For Dr. Schadt, one of his biggest challenges is how to unify mathematically different modeling approaches to develop better models of disease. As he sees it, data-driven, hypothesis-free modeling approaches, i.e., structured learning approaches that assume we don’t know the rules of complex systems but must learn them from big data, are largely pursued independently of more hypothesis-driven modeling, i.e., approaches for which we assume we know the rules and how things are connected.
“We are seeking to integrate these approaches so that we get the best of both worlds while minimizing the weaknesses of each,” notes Dr. Schadt.
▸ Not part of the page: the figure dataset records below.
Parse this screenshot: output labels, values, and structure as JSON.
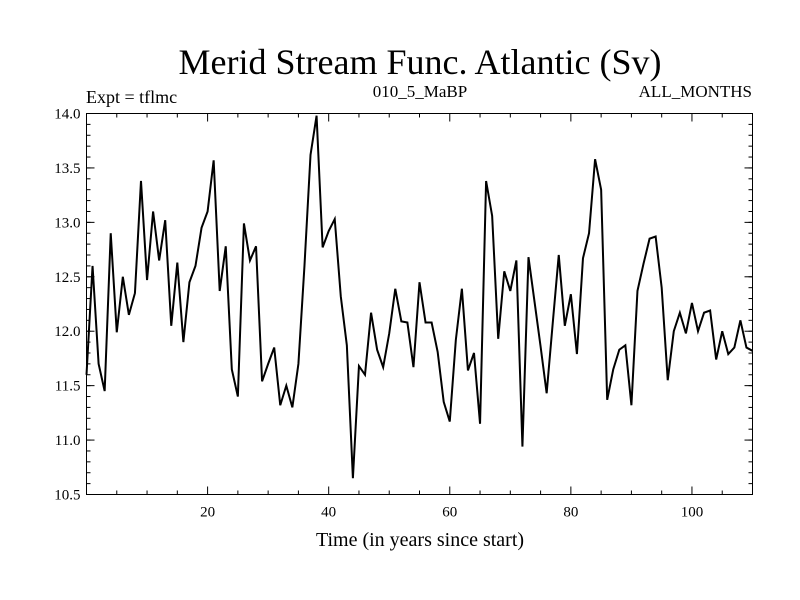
{
  "chart_data": {
    "type": "line",
    "title": "Merid Stream Func. Atlantic (Sv)",
    "subtitle_left": "Expt = tflmc",
    "subtitle_center": "010_5_MaBP",
    "subtitle_right": "ALL_MONTHS",
    "xlabel": "Time (in years since start)",
    "ylabel": "",
    "xlim": [
      0,
      110
    ],
    "ylim": [
      10.5,
      14.0
    ],
    "xticks": [
      20,
      40,
      60,
      80,
      100
    ],
    "yticks": [
      10.5,
      11.0,
      11.5,
      12.0,
      12.5,
      13.0,
      13.5,
      14.0
    ],
    "ytick_labels": [
      "10.5",
      "11.0",
      "11.5",
      "12.0",
      "12.5",
      "13.0",
      "13.5",
      "14.0"
    ],
    "grid": false,
    "series": [
      {
        "name": "Merid Stream Func. Atlantic",
        "color": "#000000",
        "x": [
          0,
          1,
          2,
          3,
          4,
          5,
          6,
          7,
          8,
          9,
          10,
          11,
          12,
          13,
          14,
          15,
          16,
          17,
          18,
          19,
          20,
          21,
          22,
          23,
          24,
          25,
          26,
          27,
          28,
          29,
          30,
          31,
          32,
          33,
          34,
          35,
          36,
          37,
          38,
          39,
          40,
          41,
          42,
          43,
          44,
          45,
          46,
          47,
          48,
          49,
          50,
          51,
          52,
          53,
          54,
          55,
          56,
          57,
          58,
          59,
          60,
          61,
          62,
          63,
          64,
          65,
          66,
          67,
          68,
          69,
          70,
          71,
          72,
          73,
          74,
          75,
          76,
          77,
          78,
          79,
          80,
          81,
          82,
          83,
          84,
          85,
          86,
          87,
          88,
          89,
          90,
          91,
          92,
          93,
          94,
          95,
          96,
          97,
          98,
          99,
          100,
          101,
          102,
          103,
          104,
          105,
          106,
          107,
          108,
          109,
          110
        ],
        "values": [
          11.6,
          12.6,
          11.7,
          11.45,
          12.9,
          11.99,
          12.5,
          12.15,
          12.35,
          13.38,
          12.47,
          13.1,
          12.65,
          13.02,
          12.05,
          12.63,
          11.9,
          12.45,
          12.6,
          12.95,
          13.1,
          13.57,
          12.37,
          12.78,
          11.65,
          11.4,
          12.99,
          12.65,
          12.78,
          11.54,
          11.7,
          11.85,
          11.32,
          11.5,
          11.3,
          11.7,
          12.6,
          13.62,
          13.98,
          12.77,
          12.92,
          13.03,
          12.32,
          11.87,
          10.65,
          11.68,
          11.6,
          12.17,
          11.83,
          11.67,
          11.98,
          12.39,
          12.09,
          12.08,
          11.67,
          12.45,
          12.08,
          12.08,
          11.81,
          11.35,
          11.17,
          11.92,
          12.39,
          11.64,
          11.8,
          11.15,
          13.38,
          13.06,
          11.93,
          12.55,
          12.37,
          12.65,
          10.94,
          12.68,
          12.27,
          11.86,
          11.43,
          12.07,
          12.7,
          12.05,
          12.34,
          11.79,
          12.67,
          12.9,
          13.58,
          13.3,
          11.37,
          11.65,
          11.83,
          11.87,
          11.32,
          12.37,
          12.62,
          12.85,
          12.87,
          12.4,
          11.55,
          12.0,
          12.17,
          11.98,
          12.26,
          12.0,
          12.17,
          12.19,
          11.74,
          12.0,
          11.79,
          11.85,
          12.1,
          11.85,
          11.82
        ]
      }
    ]
  }
}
Dr. Schadt has some impressive resources available for his quest. The institute currently uses roughly 40,000 square feet, which includes a CLIA-certified sequencing core, a super computer (Minerva), wetlabs for sample preparation and running of molecular biology experiments, and dry lab space for different computational groups (statistical genetics, bioinformatics and sequence informatics, and network modeling/systems biology).
The institute also has some unique capabilities, including computing power that can manage petabytes [one quadrillion (1015) bytes] scales of data, and the presence of worldclass information technology personnel.
About half of the institute’s current faculty of 30 are experts in network modeling, predictive modeling, or machine learning. The other half is focused on sequence informatics, disease biology, and building interfaces. Dr. Schadt hopes to create the right ecosystem so that the diversity of talent across disciplines is all in the same space, learning and working with each other.
He’s still looking for additional talent. “We have staff scientist positions, faculty positions, post-doctoral positions, and we are recruiting students for our computational biology Ph.D. program.”
Interestingly, five years ago virtually none of these areas of expertise would have been required in any medical center. Today, they are essential to one of the institute’s key missions: handling large volumes of data, with the goal of developing information and creating understanding that can be translated rapidly into the clinical setting.